La riconciliazione attraverso il sacramento della penitenza – aprendo la strada al sacramento eucaristico – può essere concessa solo a coloro che si sono pentiti di aver violato il segno dell’Alleanza e della fedeltà a Cristo, e sono sinceramente disposti ad una forma di vita non più in contraddizione con l’indissolubilità del matrimonio.
Ciò implica effettivamente che quando un uomo e una donna non possono, per gravi motivi – per esempio, l’educazione dei figli – rispettare l’obbligo della separazione, essi allora si devono impegnare a vivere in piena continenza, vale a dire, ad astenersi dagli atti propri dei coniugi” (si veda anche Benedetto XVI, Sacramentum caritatis, n. 29). Il confessore serio deve considerare quanto segue:
1 – Controllare la validità del matrimonio religioso secondo la verità, evitando di dare l’impressione di una forma di “divorzio cattolico”.
2 – Vedere se eventualmente le persone, con l’aiuto della grazia, possono separarsi con il loro nuovo compagno e riconciliarsi con coloro da cui si sono separati.

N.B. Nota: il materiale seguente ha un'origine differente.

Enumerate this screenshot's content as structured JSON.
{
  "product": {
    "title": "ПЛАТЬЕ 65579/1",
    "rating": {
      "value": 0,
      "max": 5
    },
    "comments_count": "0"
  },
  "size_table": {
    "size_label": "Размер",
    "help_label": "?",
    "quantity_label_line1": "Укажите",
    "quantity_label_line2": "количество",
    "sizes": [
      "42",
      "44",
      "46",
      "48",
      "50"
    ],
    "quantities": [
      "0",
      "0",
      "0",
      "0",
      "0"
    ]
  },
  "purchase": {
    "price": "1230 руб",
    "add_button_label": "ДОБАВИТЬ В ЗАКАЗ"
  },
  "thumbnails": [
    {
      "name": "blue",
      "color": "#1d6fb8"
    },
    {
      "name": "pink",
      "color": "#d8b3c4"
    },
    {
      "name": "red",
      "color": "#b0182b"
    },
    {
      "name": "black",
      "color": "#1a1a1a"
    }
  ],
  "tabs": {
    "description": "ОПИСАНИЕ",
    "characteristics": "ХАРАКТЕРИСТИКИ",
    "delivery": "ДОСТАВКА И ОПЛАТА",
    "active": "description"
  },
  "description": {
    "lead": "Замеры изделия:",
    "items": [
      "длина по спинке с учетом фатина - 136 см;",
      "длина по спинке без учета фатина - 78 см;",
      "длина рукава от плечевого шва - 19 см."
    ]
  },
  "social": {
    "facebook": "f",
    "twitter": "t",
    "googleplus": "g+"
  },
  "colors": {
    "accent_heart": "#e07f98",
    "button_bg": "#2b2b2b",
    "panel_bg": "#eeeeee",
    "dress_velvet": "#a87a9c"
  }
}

3 – Invitare i divorziati risposati, che per motivi gravi (ad esempio i bambini) non possono essere separati dai loro nuovi coniugi, a vivere come “fratello e sorella”. In ogni caso, l’assoluzione può essere concessa solo se c’è la certezza di un autentico pentimento, vale a dire “del dolore interiore e della riprovazione del peccato, che è stato commesso e il proposito di non può peccare più” (Concilio di Trento, dottrina sul sacramento della Penitenza, v. 4).
In questa linea, non si può assolvere validamente un divorziato risposato che non prenda una ferma decisione di non “peccare più” e di astenersi quindi dagli atti propri dei coniugi e di fare tutto quanto sia in suo potere a tal scopo.”
Luis F. Ladaria, SI, Arcivescovo titolare di Thibica, Segretario.